Beware the Ides of March! Why, you ask? On March 15 (“ides” roughly corresponds to 15) in 44 BC, Julius Caesar was assassinated by his BFF and 60 other of his closest friends. Harsh, right? He was the leader of Rome, and was killed by 60 senators at a senate meeting because, as far as history knows, they thought he had the potential to turn into a dictator. His death has become so legendary that “Brutus,” the name of his best friend who betrayed him, has become synonymous for “traitor.” Meanwhile Caesar got so famous that Shakespeare famously immortalized his life and death in a play (that’s when you know you’ve made it). And that play is where the common phrase “et tu, Brute” (you too, Brutus) comes from. Caesar says it when he sees Brutus about to stab him! The Romans were a crazy bunch.
Why Ides of March is Important
A. It’s an amazing piece of history
There are two sides to every story, and Julius Caesar’s assassination is a prime example. According to Brutus and his fellow senators, Caesar was going to become a dictator and they had to protect the republic.
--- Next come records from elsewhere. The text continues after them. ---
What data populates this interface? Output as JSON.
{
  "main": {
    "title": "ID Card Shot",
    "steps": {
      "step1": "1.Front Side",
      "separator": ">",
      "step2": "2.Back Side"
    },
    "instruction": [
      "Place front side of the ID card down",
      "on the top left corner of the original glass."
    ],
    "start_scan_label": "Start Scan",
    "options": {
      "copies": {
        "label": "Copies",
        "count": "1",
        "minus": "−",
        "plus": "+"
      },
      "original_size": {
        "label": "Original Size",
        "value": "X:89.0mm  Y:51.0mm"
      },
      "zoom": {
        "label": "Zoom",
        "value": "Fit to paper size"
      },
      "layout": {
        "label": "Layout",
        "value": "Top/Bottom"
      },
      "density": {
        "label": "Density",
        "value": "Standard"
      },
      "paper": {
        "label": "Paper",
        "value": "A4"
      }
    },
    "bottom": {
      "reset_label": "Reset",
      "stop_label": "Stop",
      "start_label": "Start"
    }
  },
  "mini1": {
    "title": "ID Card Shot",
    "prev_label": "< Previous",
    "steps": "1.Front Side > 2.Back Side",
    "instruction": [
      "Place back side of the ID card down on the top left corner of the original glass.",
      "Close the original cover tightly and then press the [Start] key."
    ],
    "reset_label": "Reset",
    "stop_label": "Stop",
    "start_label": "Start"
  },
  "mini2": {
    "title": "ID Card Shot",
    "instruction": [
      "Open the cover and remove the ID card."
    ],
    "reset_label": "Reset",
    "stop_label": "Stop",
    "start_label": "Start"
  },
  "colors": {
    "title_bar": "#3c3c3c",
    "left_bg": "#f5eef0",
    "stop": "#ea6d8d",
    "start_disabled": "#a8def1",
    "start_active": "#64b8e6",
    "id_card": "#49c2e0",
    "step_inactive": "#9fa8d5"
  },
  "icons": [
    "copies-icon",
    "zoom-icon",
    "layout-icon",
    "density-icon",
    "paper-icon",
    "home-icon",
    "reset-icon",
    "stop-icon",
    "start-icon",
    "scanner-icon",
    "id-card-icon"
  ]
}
In their heads, they believed they were right. However, we’re sure if Caesar could have defended himself, he would say that he was never going to become a dictator and was killed for no reason. Who’s right? That’s up to you to decide; we’ll never get a definitive answer!
B. It inspired a scene in Mean Girls
We’re sure you’ve seen Tina Fey’s classic movie. If not, drop everything you’re doing and watch it right now. Without the Ides of March, we would have never gotten to enjoy one of the funniest scenes in the movie. Gretchen passionately defends Brutus’s murder of Caesar, saying that maybe Brutus just wanted to share a little bit of the power. You go, Glen Coco.
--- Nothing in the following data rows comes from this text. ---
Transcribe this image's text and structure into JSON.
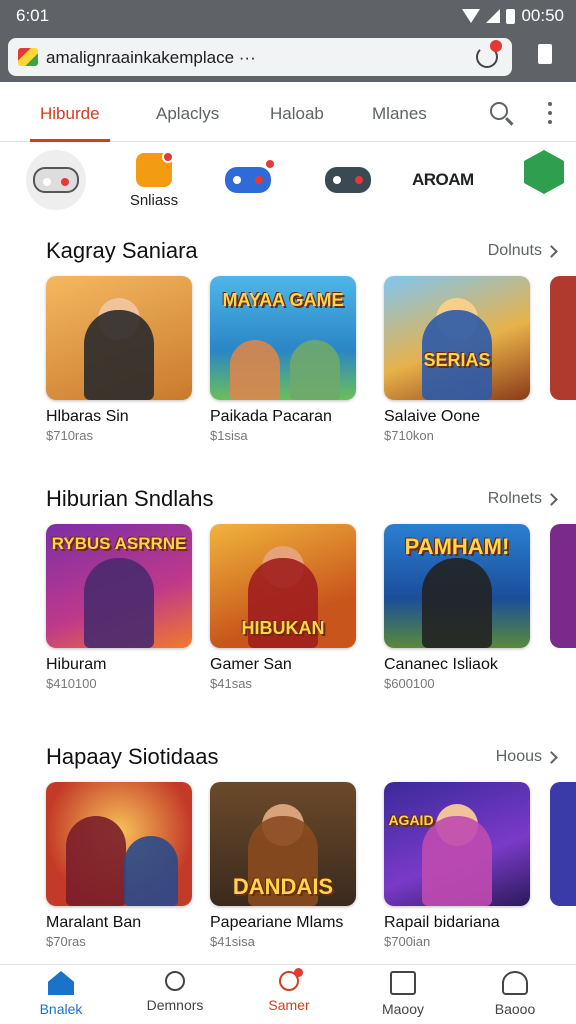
{
  "status_bar": {
    "time": "6:01",
    "clock_right": "00:50"
  },
  "url_bar": {
    "url": "amalignraainkakemplace ···"
  },
  "tabs": [
    {
      "label": "Hiburde",
      "active": true
    },
    {
      "label": "Aplaclys",
      "active": false
    },
    {
      "label": "Haloab",
      "active": false
    },
    {
      "label": "Mlanes",
      "active": false
    }
  ],
  "categories": [
    {
      "icon": "gamepad-icon",
      "label": ""
    },
    {
      "icon": "smiley-icon",
      "label": "Snliass"
    },
    {
      "icon": "controller-blue-icon",
      "label": ""
    },
    {
      "icon": "controller-dark-icon",
      "label": ""
    },
    {
      "icon": "aroam-logo",
      "label": "AROAM"
    },
    {
      "icon": "green-s-icon",
      "label": ""
    }
  ],
  "sections": [
    {
      "title": "Kagray Saniara",
      "more": "Dolnuts",
      "cards": [
        {
          "name": "Hlbaras Sin",
          "sub": "$710ras",
          "art_text": ""
        },
        {
          "name": "Paikada Pacaran",
          "sub": "$1sisa",
          "art_text": "MAYAA GAME"
        },
        {
          "name": "Salaive Oone",
          "sub": "$710kon",
          "art_text": "SERIAS"
        }
      ]
    },
    {
      "title": "Hiburian Sndlahs",
      "more": "Rolnets",
      "cards": [
        {
          "name": "Hiburam",
          "sub": "$410100",
          "art_text": "RYBUS ASRRNE"
        },
        {
          "name": "Gamer San",
          "sub": "$41sas",
          "art_text": "HIBUKAN"
        },
        {
          "name": "Cananec Isliaok",
          "sub": "$600100",
          "art_text": "PAMHAM!"
        }
      ]
    },
    {
      "title": "Hapaay Siotidaas",
      "more": "Hoous",
      "cards": [
        {
          "name": "Maralant Ban",
          "sub": "$70ras",
          "art_text": ""
        },
        {
          "name": "Papeariane Mlams",
          "sub": "$41sisa",
          "art_text": "DANDAIS"
        },
        {
          "name": "Rapail bidariana",
          "sub": "$700ian",
          "art_text": "AGAID"
        }
      ]
    }
  ],
  "bottom_nav": [
    {
      "label": "Bnalek",
      "state": "active"
    },
    {
      "label": "Demnors",
      "state": "normal"
    },
    {
      "label": "Samer",
      "state": "highlight"
    },
    {
      "label": "Maooy",
      "state": "normal"
    },
    {
      "label": "Baooo",
      "state": "normal"
    }
  ],
  "colors": {
    "accent": "#d23f1f",
    "nav_active": "#1a73c8",
    "status_bar": "#5f6368"
  }
}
C. ...and a Shakespeare play
More importantly (sorry Tina, we love you), the Ides of March helped inspire a beautiful Shakespeare play, Julius Caesar. It commemorates Julius Caesar’s life and does a great job trying to show both Caesar and Brutus’s side of the argument. Caesar’s life may have ended early, but he gets to live on forever in literature.
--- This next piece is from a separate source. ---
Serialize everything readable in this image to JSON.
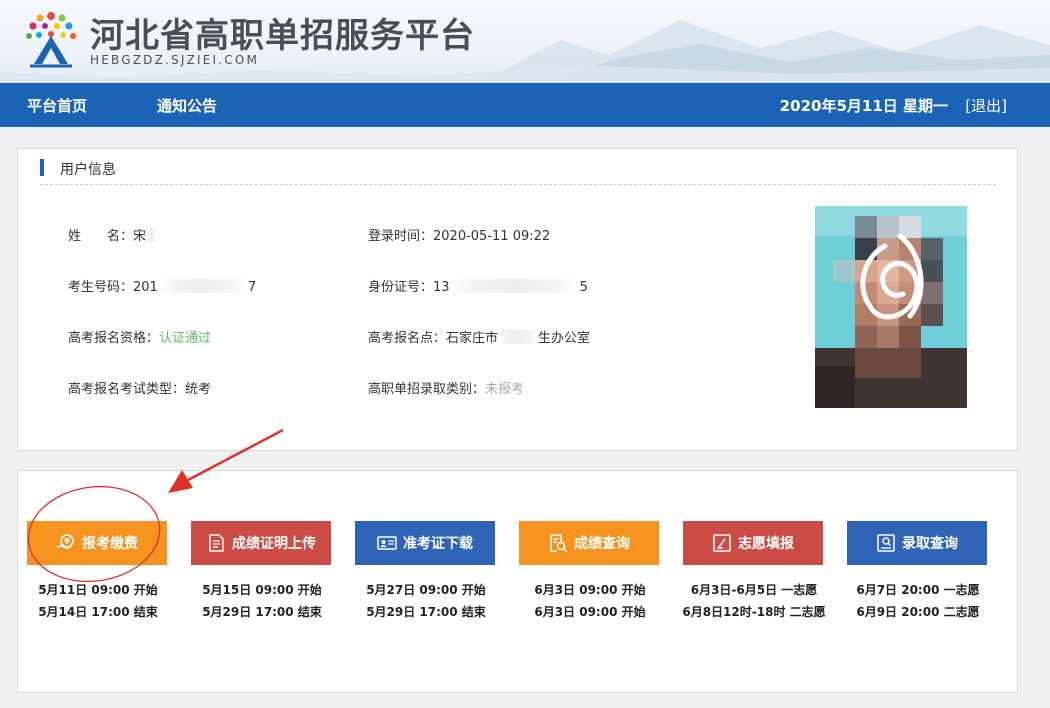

How to Observe Ides of March
1. Read Julius Caesar
You’ve always been telling yourself you’re going to start reading some classic literature. So why not pick up Shakespeare’s classic play? You’ll get to learn a little bit more about The Ides of March without being put to sleep by a history book. And you’ll achieve your culture goals!
2. Have a Roman snack party
Get together with a few of your closest friends and dish up some classic Roman snacks. We’re talking apples, figs, and grapes. Go crazy with olives, cheese, and bread. It’s a great excuse to see all your friends while still staying light on the calories.
3. Get politically active
When it comes down to it, the Ides of March was basically a huge argument about politics. Is there any political issue that you feel extremely passionate about? Contact your local government official or start an email-sending campaign with your friends. In honor of Julius Caesar, you should exercise your right to participate in politics.
5 Reasons To Fear The Ides Of March
1. It's when Julius Caesar was murdered
How the Ides got their bad rap: in 44 B.C. a group of assassins stabbed Julius Caesar to death in front of the Senate.
2. It's when the Communists seized Russia
On the Ides of March, 1917, Czar Nicholas abdicated from the Russian throne, ushering in a reign of Bolshevik terror.
3. It's when the Nazis occupied Czechoslovakia
1939 saw the Nazis ramp up aggression against their central European neighbors, including the fledgling state of Czechoslovakia.
4. It's when the rainiest day ever occurred
March 15th, 1952, saw the heaviest rainfall ever recorded in a 24 hour period: 73.62 inches over the Indian Ocean island of La Réunion.
5. It's when Ed Sullivan show got cancelled
Perhaps the most tragic entry on our list, the Ed Sullivan show's cancellation was announced on March 15th, 1971, ending a 23 year long reign.